When stations could be built in a day

0
Have your say

From: Terry Morrell, Prunus Avenue, Willerby, East Yorkshire.

REGARDING your article (Yorkshire Post, December 2) concerning the delayed station redevelopment at Rotherham (£8.5m) and also the article two days previously covering the Kirkstall Forge and Appleby Bridge stations development (£17.5m), I realise that costs have changed, but before the First World War, several stations were built from scratch, presumably with some previous groundwork, in a single day.

This was long before we had considerable amounts of mechanical equipment and the advantage of ready mixed concrete.

I believe that both of the late named stations are to be constructed on sites that were previously stations so one would imagine that the land is still available and the road access should be no problem.

Two platforms, waiting shelters, additional signalling and a power supply for platform lighting, what else is required?

How are these colossal sums arrived at? No wonder that the statement quoted is that this would be a “kick-start” to a £350m project. Amazing.

From: Susan M Platt, Knedlington Road, Howden.

MY daughter and son-in-law went to see We Will Rock You at the Grand Theatre in Leeds.

They had booked the train from Brough although were disappointed to find that the last train home left at 10.25.

This, of course, meant that they had to miss the end of the show.

We are encouraged to make use of our public transport and yet there is no liaising between theatre and train. We saw the show and we dare not tell them how good the finale was.

To add insult to injury, they had to wait 20 minutes while a driver was found.

Bright sparks cut out power

From: David Nash, Scarborough Road, West Heslerton, Malton.

WE have been advised by the contractors acting on behalf of Northern Powergrid that our electricity supply will be interrupted for up to six hours today. This is to enable them to carry out tree trimming work.

I do, of course, appreciate that such work has to be carried out from time to time to prevent damage to the overhead power lines, but I do not believe that it is a problem that has cropped up overnight.

Trees are comparatively slow growing so I would have thought that with proper foresight and planning this work could have been scheduled for the warmer summer months. Instead local residents will be losing heating and cooking facilities during the colder winter month of December. We cannot decamp to the local public house as that will have to close.

No doubt the bright sparks who planned this work will be sitting in their centrally heated office, enjoying a cup of hot steaming coffee while the like of ourselves will be huddled under blankets to try to keep warm. Not an enjoyable prospect especially for the old and infirm. At least we will have the foresight to make ourselves a flask of tea or coffee to help keep us going while the power is off. The recent words of Jeremy Clarkson come to mind when I think about the people who planned this work.

Absurd plan for boundary

From: Iain Morris, Caroline Street, Saltaire.

i HAVE received a letter from Marilyn Lister of the office of the Conservative Party co-chairman, on boundary changes.

She says: “The Conservative Party has proposed to the Boundary Commission that Worth Valley should return to Keighley and that there should be a Shipley seat including Baildon.”
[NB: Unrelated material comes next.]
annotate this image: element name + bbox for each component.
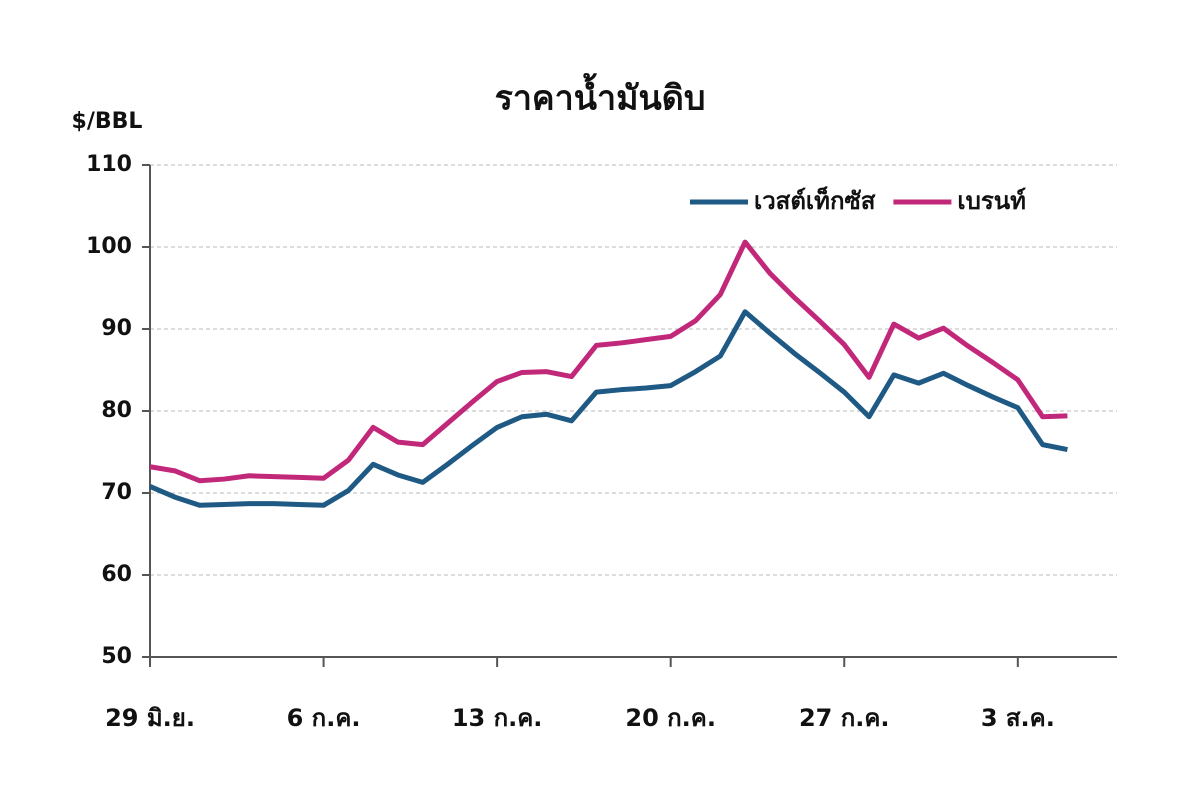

All of which I agree with and have written to the Boundary Commission accordingly.

However, the Conservatives make no mention of other changes proposed for Bradford, namely in Bradford East where we would have the absurd situation of a Leeds MP representing a large part of the constituency. Sitting MP David Ward, Liberal Democrat, is voicing his concerns on the effect this would have on Bradford.

Party politics should come second to what is best for the whole of the Bradford Metropolitan District which has one of the fastest growing populations in Britain.